Quand un homme tombe au fond d'un puits, qu'importe celui qui l'y pousse, puisque c'est son propre poids qui l'entraîne au fond le plus vite.
Proverbe Malais
Cette infortune passée, il prit sur lui de n'être pas plus marqué que ça et suivit sans discussion inutile, le cours tortueux de sa destinée immédiate. A quoi bon provoquer le hasard puisqu'il se chargeait si bien tout seul des aléas et des surprises, des mystères et des habitudes, des écueils et des récompenses...
L'année universitaire se terminait, lamentablement étirée de partiel en partiel, et de vagues projets de vacances commençaient à pointer leurs horizons lointains. Un soir de tarot-marathon-omelette-purée-cointreau, les projets passèrent au stade des préparatifs. Il s'était mis d'accord avec lui-même pour une destination à portée de moyens, et c'est en Grèce qu'il irait ressourcer son inspiration. Il faut bien avouer que cela ne l'enchantait pas vraiment ; il se demandait bien quelle langue lui permettrait de s'y faire comprendre. Mais son ami de toujours avait fini par le convaincre, affichant cette belle assurance qu'il lui enviait chaque jour un peu plus...
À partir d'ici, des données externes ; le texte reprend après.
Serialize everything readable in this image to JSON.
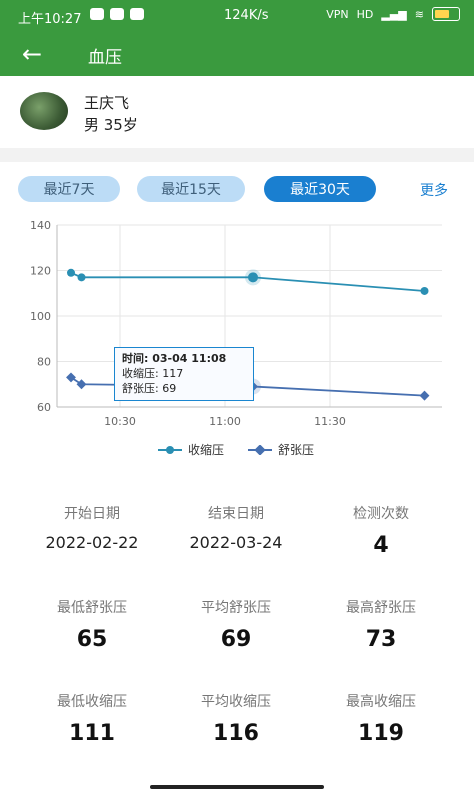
{
  "status": {
    "time": "上午10:27",
    "network": "124K/s",
    "vpn": "VPN",
    "network_type": "HD"
  },
  "appbar": {
    "title": "血压"
  },
  "profile": {
    "name": "王庆飞",
    "gender_age": "男 35岁"
  },
  "ranges": [
    {
      "label": "最近7天",
      "active": false
    },
    {
      "label": "最近15天",
      "active": false
    },
    {
      "label": "最近30天",
      "active": true
    }
  ],
  "more_label": "更多",
  "chart_data": {
    "type": "line",
    "x_ticks": [
      "10:30",
      "11:00",
      "11:30"
    ],
    "ylim": [
      60,
      140
    ],
    "y_ticks": [
      60,
      80,
      100,
      120,
      140
    ],
    "series": [
      {
        "name": "收缩压",
        "color": "#2a8fb3",
        "points": [
          [
            "10:16",
            119
          ],
          [
            "10:19",
            117
          ],
          [
            "11:08",
            117
          ],
          [
            "11:57",
            111
          ]
        ]
      },
      {
        "name": "舒张压",
        "color": "#466fb0",
        "points": [
          [
            "10:16",
            73
          ],
          [
            "10:19",
            70
          ],
          [
            "11:08",
            69
          ],
          [
            "11:57",
            65
          ]
        ]
      }
    ],
    "tooltip": {
      "time_label": "时间:",
      "time": "03-04 11:08",
      "sys_label": "收缩压:",
      "sys": "117",
      "dia_label": "舒张压:",
      "dia": "69"
    }
  },
  "stats": [
    {
      "label": "开始日期",
      "value": "2022-02-22"
    },
    {
      "label": "结束日期",
      "value": "2022-03-24"
    },
    {
      "label": "检测次数",
      "value": "4"
    },
    {
      "label": "最低舒张压",
      "value": "65"
    },
    {
      "label": "平均舒张压",
      "value": "69"
    },
    {
      "label": "最高舒张压",
      "value": "73"
    },
    {
      "label": "最低收缩压",
      "value": "111"
    },
    {
      "label": "平均收缩压",
      "value": "116"
    },
    {
      "label": "最高收缩压",
      "value": "119"
    }
  ]
}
Partir, facile à dire... Encore faut-il que l'intendance suive. Pas question de demander le moindre argent à ses géniteurs, il faudrait encore rendre des comptes un jour ou l'autre. Trouver donc du boulot, n'importe quoi pourvu que les subsides suivent.
Il alla frapper aux portes des agences de travail temporaire, pour finir par se retrouver derrière les guichets de l'une d'entre elles, à s'occuper des... intérimaires ! Le comble ! Et, comme il faut bien rendre service de temps en temps, il remplaça au pied levé la perle rare promise par la publicité et qu'il était parfois difficile de trouver.
Il en garde toute une collection de certificats de travail, qui vont de conducteur ofset quatre couleurs, à manutentionnaire en objets d'orfèvrerie, en passant par agent administratif troisième échelon, carriste dans une usine d'emboutissage de fûts métalliques de peinture et même marinier à conduire des péniches dans le port de Genevilliers. Le tout, bien entendu, au culot : en autodidacte complet, apprenant vite et sur le tas, inconscient de tout, des risques, des dangers, des difficultés techniques, sans la moindre expérience, si ce n'est livresque, de toutes ces choses. Comme quoi, la lecture, ça n'améliore pas que l'orthographe...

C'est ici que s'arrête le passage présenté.